Lottie brachte mich zum Schweigen. »Keine Widerrede«, sagte sie tonlos. »Nach dem Angriff. Nach dem Granatüberfall, als die Leichte Brigade zerschossen am Boden lag – sind Sie noch mal rein und haben getan, was Sie konnten.
Sie sind zurückgegangen und haben versucht, die Verletzten zu retten.
Ich weiß das zu schätzen.« Sie drehte sich um und verschwand.
Die Suppe war gut, die
rojoes cominho
sogar noch besser.
»Victor meinte, Sie seien in London für Shakespeare zuständig gewesen«, sagte Bowden.

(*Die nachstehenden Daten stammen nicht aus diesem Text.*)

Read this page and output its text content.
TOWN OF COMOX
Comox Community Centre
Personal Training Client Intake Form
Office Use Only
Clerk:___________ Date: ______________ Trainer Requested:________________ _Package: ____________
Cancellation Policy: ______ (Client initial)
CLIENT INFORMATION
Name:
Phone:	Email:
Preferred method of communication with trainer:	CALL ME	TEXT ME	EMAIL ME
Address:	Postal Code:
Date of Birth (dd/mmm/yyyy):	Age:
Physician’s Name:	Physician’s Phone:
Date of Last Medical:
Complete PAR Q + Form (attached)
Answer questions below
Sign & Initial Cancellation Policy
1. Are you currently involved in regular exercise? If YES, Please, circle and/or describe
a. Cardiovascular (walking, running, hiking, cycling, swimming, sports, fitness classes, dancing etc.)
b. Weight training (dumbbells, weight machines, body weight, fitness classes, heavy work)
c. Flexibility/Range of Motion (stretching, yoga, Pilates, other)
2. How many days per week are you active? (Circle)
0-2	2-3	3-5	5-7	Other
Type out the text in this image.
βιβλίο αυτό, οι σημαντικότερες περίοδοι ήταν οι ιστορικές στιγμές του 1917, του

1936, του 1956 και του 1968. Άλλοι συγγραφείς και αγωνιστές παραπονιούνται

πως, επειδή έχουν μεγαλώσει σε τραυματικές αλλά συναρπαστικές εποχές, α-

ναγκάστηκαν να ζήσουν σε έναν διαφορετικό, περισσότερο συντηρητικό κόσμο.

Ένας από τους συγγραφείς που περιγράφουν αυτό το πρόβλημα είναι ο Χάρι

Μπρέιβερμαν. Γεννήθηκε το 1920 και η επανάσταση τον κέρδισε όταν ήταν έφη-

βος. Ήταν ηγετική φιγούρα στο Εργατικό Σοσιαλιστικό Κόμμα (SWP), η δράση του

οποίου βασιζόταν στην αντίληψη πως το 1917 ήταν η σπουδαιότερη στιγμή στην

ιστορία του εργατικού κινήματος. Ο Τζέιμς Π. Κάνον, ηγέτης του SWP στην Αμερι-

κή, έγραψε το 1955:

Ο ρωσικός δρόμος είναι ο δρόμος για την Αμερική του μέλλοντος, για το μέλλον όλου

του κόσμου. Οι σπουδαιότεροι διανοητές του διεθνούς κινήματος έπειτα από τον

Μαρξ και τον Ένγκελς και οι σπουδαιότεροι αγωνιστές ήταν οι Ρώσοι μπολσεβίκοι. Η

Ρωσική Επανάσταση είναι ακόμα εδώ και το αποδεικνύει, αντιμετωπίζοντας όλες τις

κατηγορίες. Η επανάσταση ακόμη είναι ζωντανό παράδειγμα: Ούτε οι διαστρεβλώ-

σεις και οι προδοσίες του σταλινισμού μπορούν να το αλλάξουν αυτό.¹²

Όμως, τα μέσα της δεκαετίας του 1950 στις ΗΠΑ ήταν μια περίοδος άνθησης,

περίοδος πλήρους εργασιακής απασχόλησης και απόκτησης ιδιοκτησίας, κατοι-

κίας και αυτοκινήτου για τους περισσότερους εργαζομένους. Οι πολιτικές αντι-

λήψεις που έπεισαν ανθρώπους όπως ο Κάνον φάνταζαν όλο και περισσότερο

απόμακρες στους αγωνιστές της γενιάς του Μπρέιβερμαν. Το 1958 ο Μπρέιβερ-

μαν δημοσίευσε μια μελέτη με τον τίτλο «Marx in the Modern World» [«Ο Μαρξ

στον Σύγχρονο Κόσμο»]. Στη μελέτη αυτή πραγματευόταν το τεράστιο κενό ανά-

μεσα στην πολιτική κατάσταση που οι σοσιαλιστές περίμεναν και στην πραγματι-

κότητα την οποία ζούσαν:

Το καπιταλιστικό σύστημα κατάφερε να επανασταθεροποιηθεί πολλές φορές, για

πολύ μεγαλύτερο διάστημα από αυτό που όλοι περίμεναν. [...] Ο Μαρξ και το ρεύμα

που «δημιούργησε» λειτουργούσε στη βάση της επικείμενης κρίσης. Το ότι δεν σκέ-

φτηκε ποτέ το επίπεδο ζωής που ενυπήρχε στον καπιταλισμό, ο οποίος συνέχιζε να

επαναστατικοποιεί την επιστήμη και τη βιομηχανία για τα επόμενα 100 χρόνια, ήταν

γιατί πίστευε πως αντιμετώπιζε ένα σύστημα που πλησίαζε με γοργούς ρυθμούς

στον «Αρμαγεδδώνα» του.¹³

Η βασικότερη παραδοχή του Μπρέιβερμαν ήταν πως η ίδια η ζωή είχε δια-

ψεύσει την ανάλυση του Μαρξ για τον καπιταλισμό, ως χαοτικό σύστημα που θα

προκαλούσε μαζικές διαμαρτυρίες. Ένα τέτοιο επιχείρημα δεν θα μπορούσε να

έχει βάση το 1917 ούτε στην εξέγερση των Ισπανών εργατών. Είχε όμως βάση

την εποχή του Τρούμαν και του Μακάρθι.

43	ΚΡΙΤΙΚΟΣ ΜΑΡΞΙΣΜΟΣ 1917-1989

Das war das bei weitem renommierteste LitAg-Ressort. Dicht gefolgt von den Lake Poets und der Restaurationskomödie. In jeder Behörde, so gleichberechtigt die Mitarbeiter pro forma auch sein mochten, etablierte sich früher oder später eine Hackordnung.
»Da es in London kaum Aufstiegsmöglichkeiten gab, wurden mir nach zwei Jahren die Shakespeare-Fälle zugeteilt«, erklärte ich und zupfte an einem Stück Brot. »In London hatten wir vor allem mit den Baconiern große Probleme.«
Bowden blickte auf. »Was halten Sie von der Bacon-Theorie?«
»Nicht viel. Wie die meisten anderen Menschen bin ich ziemlich sicher, daß an Shakespeare mehr dran ist als nur Shakespeare. Aber daß Sir Francis Bacon einen so gut wie unbekannten Schauspieler als Strohmann benutzt haben soll? Ich bitte Sie. Das kann ich nicht glauben.«
»Er war praktizierender Rechtsanwalt«, widersprach Bowden. »Und in vielen seiner Stücke kommen juristische Begriffe vor.«
»Das beweist gar nichts«, entgegnete ich. »Auch Greene, Nashe und vor allem Ben Jonson verwenden juristische Fachausdrücke; keiner von ihnen war studierter Jurist. Und mit den sogenannten Schlüsselwörtern brauchen Sie mir gar nicht zu kommen.«
»Die können wir komplett vergessen«, meinte Bowden. »Wenn Sie mich fragen. Ich bin auch kein Baconier. Die Stücke sind nicht von ihm.«
»Woher wollen Sie das wissen?«
»Wenn Sie
De Augmentes Scientarium
lesen, werden Sie feststellen, daß Bacon das populäre Theater ablehnt. Außerdem wurde Shakespeares Truppe, als sie beim König um die Genehmigung ersuchte, ein Theater zu gründen, an den Petitionsausschuß verwiesen.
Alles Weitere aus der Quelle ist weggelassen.